Laughter made a welcome change and filled the room, leading the way to the birth of its newest soul.
"Hey, Teef," she giggled, slumped over the proprietress' shoulder. "Did you do something to this room? For some odd reason it feels different."
"Uh, I don't think so," she replied, placing her back down again before grabbing her keys and opening the door.
"Hmm..."
Leaving hand in hand the two jumped on the slabs of concrete protruding from the dry soil dominating her back yard, passing the trash can with a hunk of dented brass emerging from a cylinder of garbage.
Marlene craned her neck to gaze at her big sister.
"You know, I never liked those scales either."
Thursday, October 14th, 3:53pm – Moers Road, Upper Plate
"It's forgotten. I swear to God, I've put it to the back of my mind, you hearing me?"
Rude nodded, prodding a potato wedge with a tiny blue fork, walking along the embankment with one foot on the edge of the slightly elevated pavement and the other on the edge of the road.
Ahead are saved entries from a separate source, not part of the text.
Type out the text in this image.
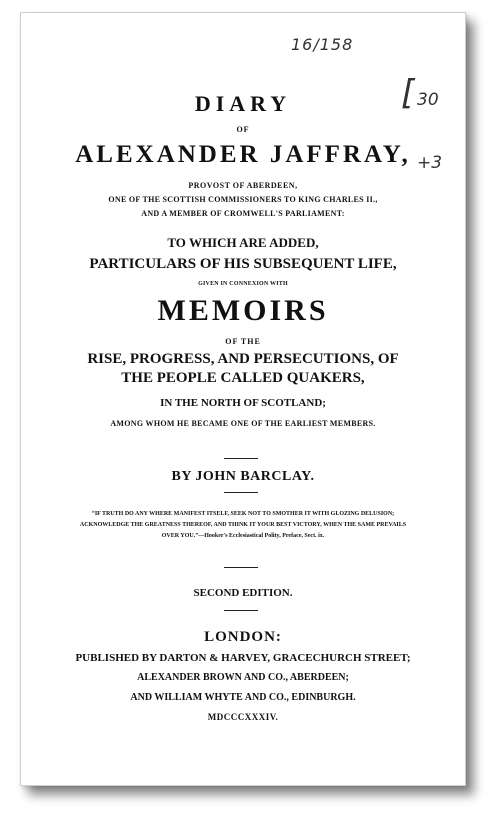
16/158
[ 30
+3
DIARY
OF
ALEXANDER JAFFRAY,
PROVOST OF ABERDEEN,
ONE OF THE SCOTTISH COMMISSIONERS TO KING CHARLES II.,
AND A MEMBER OF CROMWELL'S PARLIAMENT:
TO WHICH ARE ADDED,
PARTICULARS OF HIS SUBSEQUENT LIFE,
GIVEN IN CONNEXION WITH
MEMOIRS
OF THE
RISE, PROGRESS, AND PERSECUTIONS, OF
THE PEOPLE CALLED QUAKERS,
IN THE NORTH OF SCOTLAND;
AMONG WHOM HE BECAME ONE OF THE EARLIEST MEMBERS.
BY JOHN BARCLAY.
“IF TRUTH DO ANY WHERE MANIFEST ITSELF, SEEK NOT TO SMOTHER IT WITH GLOZING DELUSION;
ACKNOWLEDGE THE GREATNESS THEREOF, AND THINK IT YOUR BEST VICTORY, WHEN THE SAME PREVAILS
OVER YOU.”—Hooker's Ecclesiastical Polity, Preface, Sect. ix.
SECOND EDITION.
LONDON:
PUBLISHED BY DARTON & HARVEY, GRACECHURCH STREET;
ALEXANDER BROWN AND CO., ABERDEEN;
AND WILLIAM WHYTE AND CO., EDINBURGH.
MDCCCXXXIV.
The fun of walking in this lopsided manner would always make itself apparent when the elevation melted down to road level at zebra crossings for cyclists and pedestrians confined to wheelchairs.
It was funny how he only ever noticed things when they weren't there to be noticed.
"I'm telling you, bro," he continued, "I will not let this get the better of me." He lifted his fork bearing hand and pressed the back of it against his partner's rather wide chest. "And before you say it, I don't need to see a doctor. I don't need cold fingers probing my delicate areas, no matter how skilled the diagnostician."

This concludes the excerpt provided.